When a guy along the 18th fairway yelled at Fowler “Rickie, baby blue is out of style!” he could have been talking about his game at Chambers Bay, too.
The overlooked third member of this Group of Dead was South Africa’s Louis Oosthuizen. He had to shoot what into the late afternoon was the day’s best score of 66, one off the course record set Thursday by Dustin Johnson and Henrik Stenson, just to get to plus-3 for the tournament. Oosthuizen could have set the course record with perhaps a 63 if he hadn’t kept finding Chambers’ many sand traps wide of freeway-wide fairways.
These three produced more plusses than a third-grade math teacher.
Walking the final 13 holes with this group felt like an up-close viewing of an end of an era, plus the pausing of another.
This is Woods' 14th missed cut since turning pro in 1996 -- and the fourth in his last 11 starts. Friday, he kept putting himself in position for birdies and eagles with towering drives and mostly precise second shots. And then he kept pushing putts way past and wide of a cup that appeared for him to be a pinhead.
“I didn't make any putts the first two days; I hit it better today,” Woods said. “Hitting some spots where I could hit some putts; I made nothing.”

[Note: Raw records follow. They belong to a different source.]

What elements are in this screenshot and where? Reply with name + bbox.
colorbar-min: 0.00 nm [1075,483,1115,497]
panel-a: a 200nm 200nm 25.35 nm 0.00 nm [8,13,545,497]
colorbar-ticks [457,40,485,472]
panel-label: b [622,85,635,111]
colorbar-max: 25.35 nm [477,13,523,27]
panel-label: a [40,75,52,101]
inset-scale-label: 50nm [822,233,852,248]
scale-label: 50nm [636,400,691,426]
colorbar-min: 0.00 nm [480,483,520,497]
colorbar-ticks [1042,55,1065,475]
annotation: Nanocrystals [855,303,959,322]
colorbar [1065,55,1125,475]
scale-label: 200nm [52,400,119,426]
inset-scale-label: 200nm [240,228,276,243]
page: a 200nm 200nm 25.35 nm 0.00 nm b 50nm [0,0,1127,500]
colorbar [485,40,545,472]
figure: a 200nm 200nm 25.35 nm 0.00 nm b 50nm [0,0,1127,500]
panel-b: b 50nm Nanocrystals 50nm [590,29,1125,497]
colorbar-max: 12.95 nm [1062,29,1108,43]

His second round began and ended the same way: fittingly. Starting on the back nine in the supposedly favorable morning he sent his tee shot far wide of the 10th green into the brown weeds. Then, while approaching his ball, he slipped on the hay onto his rear end, barely catching himself with his hands.

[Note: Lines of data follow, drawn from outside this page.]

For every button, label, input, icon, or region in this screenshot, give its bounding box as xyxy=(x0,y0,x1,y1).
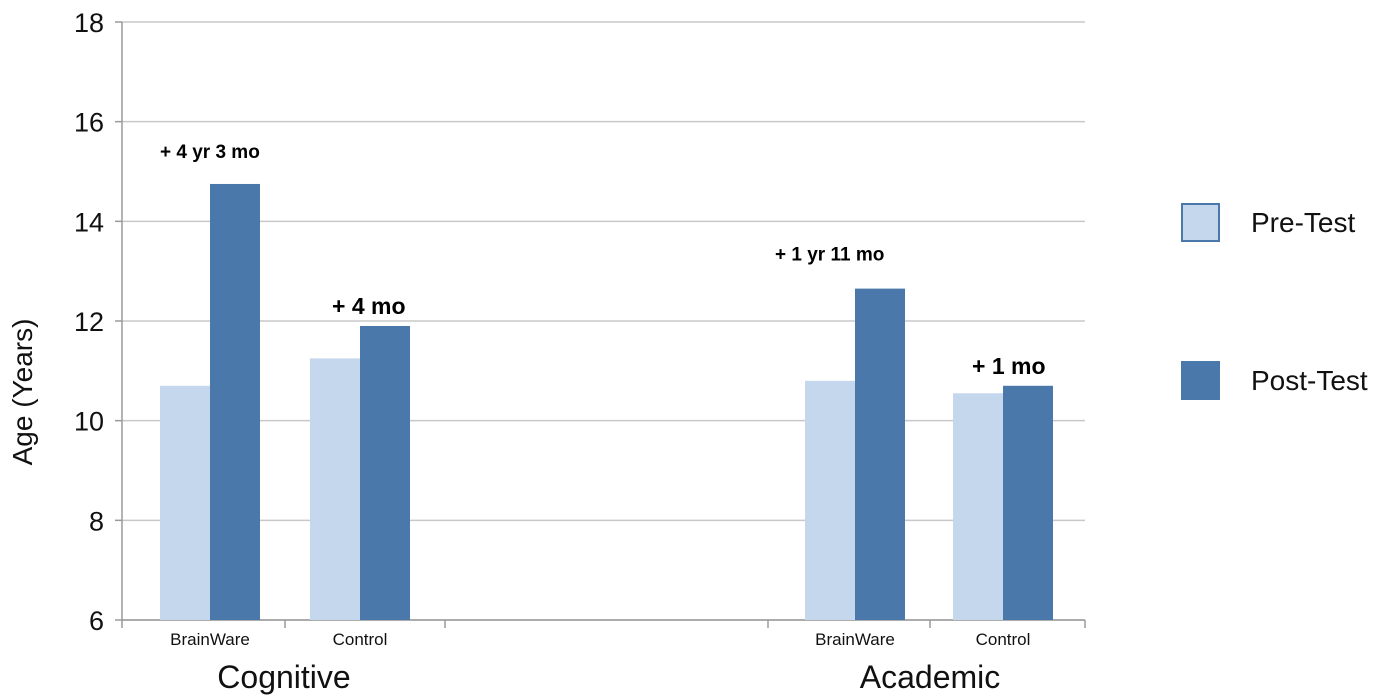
y-tick-label: 10 xyxy=(74,407,104,437)
y-axis-label: Age (Years) xyxy=(7,319,38,466)
bar-pre xyxy=(310,358,360,620)
axes xyxy=(115,21,1086,628)
bar-pre xyxy=(805,380,855,620)
category-label: BrainWare xyxy=(170,630,250,649)
bar-post xyxy=(1003,385,1053,620)
y-tick-label: 12 xyxy=(74,307,104,337)
data-annotation: + 1 yr 11 mo xyxy=(775,245,884,266)
data-annotation: + 4 mo xyxy=(332,293,406,319)
y-tick-label: 6 xyxy=(89,606,104,636)
y-tick-label: 18 xyxy=(74,8,104,38)
bar-post xyxy=(855,288,905,620)
data-annotation: + 4 yr 3 mo xyxy=(160,142,260,163)
legend-label-pre: Pre-Test xyxy=(1251,207,1355,238)
bar-post xyxy=(210,183,260,621)
data-annotation: + 1 mo xyxy=(972,353,1046,379)
bar-post xyxy=(360,325,410,620)
legend-swatch-post xyxy=(1181,361,1220,400)
legend-label-post: Post-Test xyxy=(1251,365,1368,396)
y-tick-label: 16 xyxy=(74,108,104,138)
category-label: BrainWare xyxy=(815,630,895,649)
legend-swatch-pre xyxy=(1181,203,1220,242)
y-tick-label: 14 xyxy=(74,207,104,237)
y-tick-label: 8 xyxy=(89,506,104,536)
bar-pre xyxy=(160,385,210,620)
legend: Pre-Test Post-Test xyxy=(1181,203,1368,400)
labels: 6 8 10 12 14 16 18 BrainWare + 4 yr 3 mo Control +… xyxy=(74,8,1046,695)
category-label: Control xyxy=(333,630,388,649)
group-label: Academic xyxy=(860,659,1001,695)
category-label: Control xyxy=(976,630,1031,649)
grid-lines xyxy=(122,21,1085,621)
bar-pre xyxy=(953,393,1003,620)
bars xyxy=(160,183,1053,621)
group-label: Cognitive xyxy=(217,659,350,695)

That hole ended with a bogey.
His final hole was at No. 9, five, frustrating hours later. His tee shot on the downhill par 3 landed on the wicked, topsy-turvy green about 75 feet in front of the hole. That became a three-putt adventure for a bogey; he had eight of those Friday. That matched his eight bogeys from Thursday. Woods made just three birdies in two days, two on Friday: on No. 1 the USGA set up Friday as a par 5, and on 12.
Woods constantly sighed, slumped his running back-like shoulders and blew air through his cheeks in exasperation with Chambers Bay’s greens that ruined him.

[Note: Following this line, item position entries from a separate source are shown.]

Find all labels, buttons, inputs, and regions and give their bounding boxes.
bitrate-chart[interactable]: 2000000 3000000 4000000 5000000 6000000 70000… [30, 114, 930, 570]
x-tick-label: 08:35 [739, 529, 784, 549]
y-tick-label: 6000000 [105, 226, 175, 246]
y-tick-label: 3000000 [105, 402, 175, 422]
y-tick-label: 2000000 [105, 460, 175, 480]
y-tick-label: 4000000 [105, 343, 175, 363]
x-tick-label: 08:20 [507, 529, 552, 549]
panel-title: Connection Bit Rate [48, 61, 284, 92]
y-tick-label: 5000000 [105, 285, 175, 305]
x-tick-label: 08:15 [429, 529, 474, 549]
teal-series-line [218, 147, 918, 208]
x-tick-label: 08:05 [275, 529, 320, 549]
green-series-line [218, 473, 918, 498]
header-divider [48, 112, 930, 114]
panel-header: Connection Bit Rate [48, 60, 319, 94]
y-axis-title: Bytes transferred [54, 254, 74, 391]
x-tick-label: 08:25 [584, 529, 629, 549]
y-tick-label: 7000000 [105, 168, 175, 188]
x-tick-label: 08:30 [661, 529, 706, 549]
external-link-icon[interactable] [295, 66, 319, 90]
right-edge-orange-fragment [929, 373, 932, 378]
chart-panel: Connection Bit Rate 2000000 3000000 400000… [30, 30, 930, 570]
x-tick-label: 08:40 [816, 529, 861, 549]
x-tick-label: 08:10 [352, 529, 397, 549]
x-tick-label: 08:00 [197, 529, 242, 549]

He was wearing a white golf shirt with a red, horizontal stripe on the front and red, vertical stripe on the back – “Nice shirt,” were some calls to Woods on that long walk to the fourth tee. His game, along with Fowler’s, could have used the Red Cross.
They kept taking turns matching two putts. On 18, to end his front nine, Woods had a 10-foot putt for par. He pushed it wide by two feet for a bogey. He sighed and slumped his shoulders again, seemingly resigned to his fate.
More people yelled “Hang in there, Tiger!” at that.
The oddest call from the gallery came during Woods’ walk down the fairway on No. 2.
“Tiger for president!” a young guy yelled.
Not on this day. Not in this tournament. Not in these last few years.
Friday was not only the end of a U.S. Open for Woods. It felt like the end of an era.